Avicca : Les investissements d’Iliad/Free dans le FTTH ont diminué de 19% l’an passé.

Avicca : Les investissements d’Iliad/Free dans le FTTH ont diminué de 19% l’an passé.


Le patron de SFR débarqué, 200.000 clients mobiles perdus en moins de deux mois, des tarifs orientés à la baisse, des estimations de diminution du résultat brut d’exploitation de 500 millions d’euros en 2012, après une année 2011 en baisse… Dans ce contexte, l’Avicca se demande quelle va être la stratégie de Vivendi sur le FTTH et ses lourds investissements.

 
Nous vous en parlions hier, Vivendi, la maison mère de SFR a décidé de mettre en place un plan de réorganisation et des mesures d’urgences pour faire face à ses difficultés. Il s’agit surtout d’agir au niveau de l’emploi. Dans ces conditions, l’Association des Villes et Collectivités pour les Communications électroniques et l’Audiovisuel se demande si SFR va poursuivre les déploiements privés qu’elle a annoncé et le co-investissement avec France Télécom.

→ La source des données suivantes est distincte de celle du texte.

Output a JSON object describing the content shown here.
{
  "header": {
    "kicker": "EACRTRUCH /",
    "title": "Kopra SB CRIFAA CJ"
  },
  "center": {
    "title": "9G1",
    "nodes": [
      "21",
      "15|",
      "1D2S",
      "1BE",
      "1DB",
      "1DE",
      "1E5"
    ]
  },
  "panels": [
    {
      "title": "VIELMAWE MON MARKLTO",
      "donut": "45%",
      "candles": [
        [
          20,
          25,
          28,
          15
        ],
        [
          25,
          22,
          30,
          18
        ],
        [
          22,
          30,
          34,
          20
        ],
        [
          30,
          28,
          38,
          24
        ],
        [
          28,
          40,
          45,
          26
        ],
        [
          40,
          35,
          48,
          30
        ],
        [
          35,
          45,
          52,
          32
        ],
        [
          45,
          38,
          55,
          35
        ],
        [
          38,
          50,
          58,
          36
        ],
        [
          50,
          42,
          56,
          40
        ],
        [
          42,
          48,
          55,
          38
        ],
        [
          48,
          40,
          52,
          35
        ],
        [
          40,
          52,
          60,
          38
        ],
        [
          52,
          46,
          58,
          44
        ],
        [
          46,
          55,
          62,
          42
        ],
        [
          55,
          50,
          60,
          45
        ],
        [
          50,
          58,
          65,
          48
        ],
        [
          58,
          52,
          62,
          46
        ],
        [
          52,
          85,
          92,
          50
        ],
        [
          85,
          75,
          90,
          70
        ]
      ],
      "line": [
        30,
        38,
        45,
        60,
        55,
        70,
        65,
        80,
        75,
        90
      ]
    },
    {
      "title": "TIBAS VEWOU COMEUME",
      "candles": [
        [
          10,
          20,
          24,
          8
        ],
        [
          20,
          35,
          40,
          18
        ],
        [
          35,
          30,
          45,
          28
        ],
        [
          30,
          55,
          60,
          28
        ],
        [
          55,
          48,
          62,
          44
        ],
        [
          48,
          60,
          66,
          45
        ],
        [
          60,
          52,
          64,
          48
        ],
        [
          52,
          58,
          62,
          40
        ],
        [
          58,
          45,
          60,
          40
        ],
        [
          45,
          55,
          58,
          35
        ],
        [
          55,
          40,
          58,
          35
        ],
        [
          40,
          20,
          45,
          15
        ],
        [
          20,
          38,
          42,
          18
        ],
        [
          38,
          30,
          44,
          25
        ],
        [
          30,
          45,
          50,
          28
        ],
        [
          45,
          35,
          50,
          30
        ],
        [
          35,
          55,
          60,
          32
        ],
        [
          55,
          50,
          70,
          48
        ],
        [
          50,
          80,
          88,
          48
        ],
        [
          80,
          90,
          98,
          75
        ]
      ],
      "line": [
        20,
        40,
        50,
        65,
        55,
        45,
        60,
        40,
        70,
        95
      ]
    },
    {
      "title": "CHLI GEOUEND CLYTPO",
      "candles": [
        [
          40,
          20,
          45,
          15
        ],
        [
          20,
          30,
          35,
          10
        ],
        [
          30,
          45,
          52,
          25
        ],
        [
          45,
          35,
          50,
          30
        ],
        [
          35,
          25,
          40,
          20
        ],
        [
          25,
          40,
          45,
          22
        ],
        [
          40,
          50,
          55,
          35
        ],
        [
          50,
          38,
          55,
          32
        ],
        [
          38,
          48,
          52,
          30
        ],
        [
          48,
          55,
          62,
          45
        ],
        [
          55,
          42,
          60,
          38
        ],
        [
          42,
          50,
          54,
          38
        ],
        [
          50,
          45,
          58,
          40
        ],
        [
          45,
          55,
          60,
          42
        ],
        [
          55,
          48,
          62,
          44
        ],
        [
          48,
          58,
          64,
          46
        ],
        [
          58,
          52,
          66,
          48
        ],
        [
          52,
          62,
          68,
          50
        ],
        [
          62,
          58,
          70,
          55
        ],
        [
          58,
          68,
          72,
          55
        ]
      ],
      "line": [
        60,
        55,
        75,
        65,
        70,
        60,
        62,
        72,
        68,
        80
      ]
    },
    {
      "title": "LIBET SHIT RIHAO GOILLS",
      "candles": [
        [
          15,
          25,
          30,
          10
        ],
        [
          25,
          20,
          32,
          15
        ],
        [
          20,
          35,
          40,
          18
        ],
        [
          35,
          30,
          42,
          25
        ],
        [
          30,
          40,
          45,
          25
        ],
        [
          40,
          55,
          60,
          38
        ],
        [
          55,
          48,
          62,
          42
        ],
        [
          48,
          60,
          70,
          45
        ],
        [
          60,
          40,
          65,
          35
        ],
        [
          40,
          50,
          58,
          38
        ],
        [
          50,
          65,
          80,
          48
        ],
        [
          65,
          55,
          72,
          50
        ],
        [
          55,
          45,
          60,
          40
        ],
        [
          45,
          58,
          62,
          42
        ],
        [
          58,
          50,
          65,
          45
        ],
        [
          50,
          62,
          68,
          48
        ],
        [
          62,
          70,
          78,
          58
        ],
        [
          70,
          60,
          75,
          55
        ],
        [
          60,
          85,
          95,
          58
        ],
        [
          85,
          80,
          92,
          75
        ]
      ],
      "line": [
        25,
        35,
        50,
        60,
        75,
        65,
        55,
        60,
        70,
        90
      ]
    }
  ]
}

"Le nombre d’abonnés gagné par l’ensemble des opérateurs français sur le FTTH au dernier trimestre 2011 s’élève à 27.000. En parallèle, combien ont changé d’opérateur au premier trimestre 2012 ? Des centaines de milliers ! Toute l’attention des opérateurs est focalisée sur le mobile. Pour preuve, les investissements d’Iliad/Free dans le FTTH ont diminué de 19% l’an passé. Tout un symbole, pour celui qui avait lancé le mouvement du côté des opérateurs privés ! " expliquait le président de l’Avicca dans son discours d’ouverture du colloque du 19 mars dernier.

 
L’avicca souligne également que la fragilité de l’édifice du Programme national Très haut débit est ainsi mise en lumière. L’objectif est de 70% des lignes à construire d’ici 2020. Les prises les moins chères, souvent à moins de 300€, sont réservées au privé, et le public est cantonné aux prises à coût élevé, souvent plus de 1.000€. Entre les deux, des prises à environ 500€, que le secteur privé a déclaré en intentions d’investissements… entre 2015 et 2020. Comme s’ils maîtrisaient leurs budgets en 2018 alors qu’ils doivent tout réorienter dès 2012… Il en résulte que malgré un investissement considérable, l’initiative publique ne construira donc pas un nombre élevé de prises dans les prochaines années. Si l’initiative privée n’est pas au rendez-vous, on sera quantitativement très loin de l’objectif.

Les industriels ont déjà pointé des investissements orientés à la baisse début 2012, sans parler des à-coups extrêmement préjudiciables à l’emploi et à l’outil industriel.